Sunday, June 27, 2010

You're Self-Employed Even If You Have a Job

I was reading a brief blog post by Seth Godin in which he states that you're already self-employed. This is something that I have understood for many years, even when I succumb to my own insecurities by getting a 9 to 5 job. Given today's economy, it may have occurred to many people that there is no job security. Therefore, as an employee of somebody else, it is incumbent upon you to always be on the lookout and have your resume ready for action.

Why You Must Go

Employers only really need a few star players on their team. Either you are the star player or you are there as a fringe benefit to the star player. The concept to take away is that the vast majority of us are merely adequate at our jobs; we are there to give the star performers some breathing room to achieve great things. In tough economic times, the star player is needed more than ever; and, given limited resources, it makes you expendable.

Another reason you must go is cashflow. Businesses are not there to provide jobs; they are there to profit. Many things are possible when companies profit: stockholder dividends, charitable donations, sponsorships, and, yes, jobs. Jobs are a consequence of profit. Without profit, there can't be jobs; because, YOU, my friend will not tolerate working for free. On the flip side of that, keeping you on with the company during slow economic times means the company is at risk of going under. If this keeps up long enough, that means that everybody in the company, including you, will eventually be out looking for jobs. Expecting a job during a slow business cycle is akin to getting money for simply showing up.

Even After All That

Even after having said all that, it is conceivable that you can have a long career and move up the corporate ladder. That just means that you are a star player and the company made extra efforts to keep you on the team. Even so, as a star player, you could have had any job you wanted at other companies. This is quite the opposite of the average employee who has no job safety; the average Joe is self-employed through no fault of his own. The star player is self-employed if he wishes to make something of himself. If you're a real badass, your employer will bend over backwards to keep you on board. This is precisely why you are self-employed; you can leverage better deals when offers from other companies come in.

You're Better Off Being Self-Employed Anyway

I'm not saying that you should run off and file your DBA today. You can be self-employed in mindset. Simply knowing that you perform some output and receive some income in exchange. Your employers are interchangeable in your personal economic engine. Employer A's dollars are just as green as Employer B's. Being willing to fire your boss is very empowering because it frees you up to find bigger and better opportunities. Furthermore, if you are still able and willing to work, you don't really need a 9 to 5 job; you can usually generate some income on your own. You don't need to keep a job that simply isn't performing to your standards; fire it. It's not personal; it's business.

How Self-Employed Fare Well

Many of my freelance friends have had an economic boom during these days of layoffs and downsizing. It's not that there isn't work that needs to be done; rather, companies can't afford to pay steady paychecks for occasional jobs that require their skills. So, they offered to do contract work for their old jobs. This freed them up to do contract work for other companies too. Rather than rely on one source of income, they have multiple sources that can sustain them.
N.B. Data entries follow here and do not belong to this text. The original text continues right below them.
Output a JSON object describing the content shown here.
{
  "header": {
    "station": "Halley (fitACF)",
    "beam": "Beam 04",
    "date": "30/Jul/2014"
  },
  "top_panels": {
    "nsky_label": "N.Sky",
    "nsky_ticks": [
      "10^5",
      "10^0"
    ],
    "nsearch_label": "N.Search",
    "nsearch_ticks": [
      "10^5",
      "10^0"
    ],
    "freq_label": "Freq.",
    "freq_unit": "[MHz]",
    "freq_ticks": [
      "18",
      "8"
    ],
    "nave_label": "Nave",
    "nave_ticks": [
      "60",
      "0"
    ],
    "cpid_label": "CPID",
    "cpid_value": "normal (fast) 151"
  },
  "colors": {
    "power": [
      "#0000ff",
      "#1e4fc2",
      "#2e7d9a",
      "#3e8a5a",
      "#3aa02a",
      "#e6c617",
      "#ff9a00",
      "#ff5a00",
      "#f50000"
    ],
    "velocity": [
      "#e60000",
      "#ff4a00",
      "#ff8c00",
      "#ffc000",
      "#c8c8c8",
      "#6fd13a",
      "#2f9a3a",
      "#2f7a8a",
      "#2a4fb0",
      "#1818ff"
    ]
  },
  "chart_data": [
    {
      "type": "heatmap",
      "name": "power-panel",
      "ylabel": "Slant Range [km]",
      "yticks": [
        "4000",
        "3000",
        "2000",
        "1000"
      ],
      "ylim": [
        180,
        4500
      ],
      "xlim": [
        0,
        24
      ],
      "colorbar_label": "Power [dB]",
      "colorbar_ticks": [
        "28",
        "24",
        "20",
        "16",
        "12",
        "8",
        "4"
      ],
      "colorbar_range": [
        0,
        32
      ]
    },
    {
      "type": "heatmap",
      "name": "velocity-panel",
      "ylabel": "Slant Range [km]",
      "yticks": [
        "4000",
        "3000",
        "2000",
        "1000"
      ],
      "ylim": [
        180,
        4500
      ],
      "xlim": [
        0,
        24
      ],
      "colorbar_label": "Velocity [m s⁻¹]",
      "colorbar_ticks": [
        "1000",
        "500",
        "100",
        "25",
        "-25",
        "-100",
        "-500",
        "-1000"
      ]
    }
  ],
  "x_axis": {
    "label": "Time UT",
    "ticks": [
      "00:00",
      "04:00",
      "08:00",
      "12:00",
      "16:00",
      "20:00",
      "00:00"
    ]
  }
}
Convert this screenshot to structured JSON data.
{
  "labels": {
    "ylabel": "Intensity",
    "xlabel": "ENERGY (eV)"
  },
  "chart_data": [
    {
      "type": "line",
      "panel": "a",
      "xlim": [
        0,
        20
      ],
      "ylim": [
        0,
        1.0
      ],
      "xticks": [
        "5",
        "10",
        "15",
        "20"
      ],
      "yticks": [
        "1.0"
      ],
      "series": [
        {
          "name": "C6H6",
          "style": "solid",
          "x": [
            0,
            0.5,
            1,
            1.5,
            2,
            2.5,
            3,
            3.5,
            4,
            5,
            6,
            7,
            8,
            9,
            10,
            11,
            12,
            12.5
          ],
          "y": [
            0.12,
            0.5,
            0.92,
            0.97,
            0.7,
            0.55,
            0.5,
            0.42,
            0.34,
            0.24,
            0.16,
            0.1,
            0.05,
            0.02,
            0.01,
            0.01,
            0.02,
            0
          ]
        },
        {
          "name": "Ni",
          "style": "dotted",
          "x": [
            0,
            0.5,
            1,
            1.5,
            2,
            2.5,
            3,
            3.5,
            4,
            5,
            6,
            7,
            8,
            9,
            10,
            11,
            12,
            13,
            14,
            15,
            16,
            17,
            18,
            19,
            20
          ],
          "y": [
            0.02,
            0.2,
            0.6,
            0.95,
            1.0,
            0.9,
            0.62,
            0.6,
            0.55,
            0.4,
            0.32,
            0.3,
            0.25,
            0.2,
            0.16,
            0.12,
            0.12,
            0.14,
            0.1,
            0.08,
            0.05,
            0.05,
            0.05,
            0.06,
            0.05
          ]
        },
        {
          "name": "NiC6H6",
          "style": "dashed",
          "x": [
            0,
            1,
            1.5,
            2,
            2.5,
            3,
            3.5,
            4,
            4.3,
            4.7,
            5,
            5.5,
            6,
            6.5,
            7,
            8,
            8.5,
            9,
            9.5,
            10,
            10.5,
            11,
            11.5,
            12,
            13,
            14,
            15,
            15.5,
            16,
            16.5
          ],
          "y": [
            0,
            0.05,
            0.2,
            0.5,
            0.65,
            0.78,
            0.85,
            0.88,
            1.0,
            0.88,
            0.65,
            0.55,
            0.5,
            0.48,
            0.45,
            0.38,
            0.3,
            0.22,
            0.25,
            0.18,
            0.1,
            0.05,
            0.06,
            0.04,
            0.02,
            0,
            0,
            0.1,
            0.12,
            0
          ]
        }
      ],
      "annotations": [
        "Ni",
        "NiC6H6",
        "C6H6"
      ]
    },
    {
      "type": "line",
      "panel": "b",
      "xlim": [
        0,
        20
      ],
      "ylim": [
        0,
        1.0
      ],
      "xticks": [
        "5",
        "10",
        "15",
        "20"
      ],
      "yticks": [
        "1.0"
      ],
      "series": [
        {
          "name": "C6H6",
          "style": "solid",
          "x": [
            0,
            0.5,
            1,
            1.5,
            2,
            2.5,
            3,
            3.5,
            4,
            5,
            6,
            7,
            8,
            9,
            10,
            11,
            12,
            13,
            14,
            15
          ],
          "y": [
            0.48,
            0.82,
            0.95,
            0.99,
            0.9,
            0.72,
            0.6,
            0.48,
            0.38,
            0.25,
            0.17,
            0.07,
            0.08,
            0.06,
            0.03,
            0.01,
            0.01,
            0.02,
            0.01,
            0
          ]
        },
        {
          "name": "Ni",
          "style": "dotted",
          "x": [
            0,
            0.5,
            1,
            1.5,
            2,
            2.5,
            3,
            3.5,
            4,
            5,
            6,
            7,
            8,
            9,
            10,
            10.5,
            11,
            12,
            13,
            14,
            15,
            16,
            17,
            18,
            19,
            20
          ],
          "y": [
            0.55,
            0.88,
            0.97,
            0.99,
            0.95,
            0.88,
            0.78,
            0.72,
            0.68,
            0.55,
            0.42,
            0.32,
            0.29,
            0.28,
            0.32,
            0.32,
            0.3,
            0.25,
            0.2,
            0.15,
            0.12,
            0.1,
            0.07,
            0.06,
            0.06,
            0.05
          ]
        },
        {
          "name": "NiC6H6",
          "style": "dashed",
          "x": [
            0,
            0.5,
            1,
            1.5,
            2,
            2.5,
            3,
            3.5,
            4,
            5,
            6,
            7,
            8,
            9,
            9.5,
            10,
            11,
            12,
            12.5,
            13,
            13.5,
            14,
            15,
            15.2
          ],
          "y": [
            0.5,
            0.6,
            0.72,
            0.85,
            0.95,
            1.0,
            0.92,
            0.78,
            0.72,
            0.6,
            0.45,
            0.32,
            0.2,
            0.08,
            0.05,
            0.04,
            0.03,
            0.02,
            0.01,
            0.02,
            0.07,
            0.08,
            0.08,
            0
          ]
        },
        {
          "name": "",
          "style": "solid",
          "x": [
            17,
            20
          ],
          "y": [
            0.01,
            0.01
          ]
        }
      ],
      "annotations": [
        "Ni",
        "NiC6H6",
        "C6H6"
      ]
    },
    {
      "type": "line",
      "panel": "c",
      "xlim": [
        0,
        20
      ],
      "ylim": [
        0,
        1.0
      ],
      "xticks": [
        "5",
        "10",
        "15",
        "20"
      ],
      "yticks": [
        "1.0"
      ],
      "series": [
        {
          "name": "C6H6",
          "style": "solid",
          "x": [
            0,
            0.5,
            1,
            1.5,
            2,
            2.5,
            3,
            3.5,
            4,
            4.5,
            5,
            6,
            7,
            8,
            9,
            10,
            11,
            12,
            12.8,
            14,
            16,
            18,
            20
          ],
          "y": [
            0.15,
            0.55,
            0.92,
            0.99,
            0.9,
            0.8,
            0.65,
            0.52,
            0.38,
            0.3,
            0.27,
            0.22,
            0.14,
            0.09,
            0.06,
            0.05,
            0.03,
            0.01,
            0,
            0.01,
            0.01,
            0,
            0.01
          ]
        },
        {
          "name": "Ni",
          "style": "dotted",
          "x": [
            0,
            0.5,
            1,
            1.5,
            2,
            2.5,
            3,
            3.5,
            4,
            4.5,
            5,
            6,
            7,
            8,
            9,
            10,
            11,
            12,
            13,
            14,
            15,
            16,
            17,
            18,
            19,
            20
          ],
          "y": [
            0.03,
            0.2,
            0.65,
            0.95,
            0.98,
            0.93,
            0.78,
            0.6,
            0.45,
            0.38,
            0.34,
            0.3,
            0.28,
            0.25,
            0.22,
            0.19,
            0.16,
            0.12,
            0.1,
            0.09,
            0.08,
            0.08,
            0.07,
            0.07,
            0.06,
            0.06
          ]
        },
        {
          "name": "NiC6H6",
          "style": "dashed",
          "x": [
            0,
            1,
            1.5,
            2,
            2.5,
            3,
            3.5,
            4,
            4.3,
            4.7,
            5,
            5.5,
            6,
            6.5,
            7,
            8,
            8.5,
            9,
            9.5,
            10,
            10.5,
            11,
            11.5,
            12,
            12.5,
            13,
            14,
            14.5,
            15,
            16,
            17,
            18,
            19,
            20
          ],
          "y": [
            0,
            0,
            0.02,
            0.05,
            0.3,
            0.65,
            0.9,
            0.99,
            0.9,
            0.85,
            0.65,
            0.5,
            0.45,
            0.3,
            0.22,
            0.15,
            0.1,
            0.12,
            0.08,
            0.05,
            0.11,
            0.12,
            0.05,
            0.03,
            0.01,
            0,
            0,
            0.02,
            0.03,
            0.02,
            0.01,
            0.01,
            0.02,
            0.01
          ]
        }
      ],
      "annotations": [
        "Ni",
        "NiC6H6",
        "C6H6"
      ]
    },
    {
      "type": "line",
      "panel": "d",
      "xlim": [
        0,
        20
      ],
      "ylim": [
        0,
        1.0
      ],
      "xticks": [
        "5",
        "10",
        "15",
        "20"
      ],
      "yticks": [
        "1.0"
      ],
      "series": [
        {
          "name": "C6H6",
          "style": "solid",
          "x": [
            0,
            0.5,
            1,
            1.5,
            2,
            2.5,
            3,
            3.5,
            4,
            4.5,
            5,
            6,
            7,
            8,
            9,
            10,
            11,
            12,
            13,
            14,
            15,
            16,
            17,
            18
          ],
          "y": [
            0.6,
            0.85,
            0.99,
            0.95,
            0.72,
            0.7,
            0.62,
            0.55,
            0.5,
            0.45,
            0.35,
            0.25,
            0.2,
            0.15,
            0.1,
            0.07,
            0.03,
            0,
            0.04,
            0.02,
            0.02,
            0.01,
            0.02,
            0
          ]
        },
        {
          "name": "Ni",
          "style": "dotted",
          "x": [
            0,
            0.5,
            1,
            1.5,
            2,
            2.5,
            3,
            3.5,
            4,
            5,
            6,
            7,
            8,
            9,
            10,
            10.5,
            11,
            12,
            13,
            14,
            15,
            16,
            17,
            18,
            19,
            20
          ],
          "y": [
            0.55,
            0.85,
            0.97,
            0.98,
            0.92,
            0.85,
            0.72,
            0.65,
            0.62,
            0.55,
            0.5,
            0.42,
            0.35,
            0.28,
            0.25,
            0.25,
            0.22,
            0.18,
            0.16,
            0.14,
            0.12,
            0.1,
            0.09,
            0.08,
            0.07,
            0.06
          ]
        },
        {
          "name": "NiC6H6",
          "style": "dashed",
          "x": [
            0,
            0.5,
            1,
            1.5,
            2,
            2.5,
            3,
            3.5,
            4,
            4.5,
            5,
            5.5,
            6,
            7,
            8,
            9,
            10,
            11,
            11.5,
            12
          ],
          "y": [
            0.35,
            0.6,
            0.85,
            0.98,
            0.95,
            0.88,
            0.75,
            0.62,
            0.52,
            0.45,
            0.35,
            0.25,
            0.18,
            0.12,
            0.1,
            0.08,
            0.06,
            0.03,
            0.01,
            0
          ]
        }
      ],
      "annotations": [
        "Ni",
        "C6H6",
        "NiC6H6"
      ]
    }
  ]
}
Get a Leg Up On the Next Economic Boom

As a freelancer, you interview for jobs every day. When the jobs come back, you'll have much better practice than those who were waiting for full employment. I think part of that comfort comes with the knowledge that you don't really need the job; you have work regardless. Not only will you be more comfortable with interviewing, you will still have relevant industry knowledge from continuing to do the work while your competition remained jobless. Simply having the mindset that you are self-employed, and the willingness to walk the talk if necessary, can go a long way in raising your confidence and making you more resilient than your co-workers.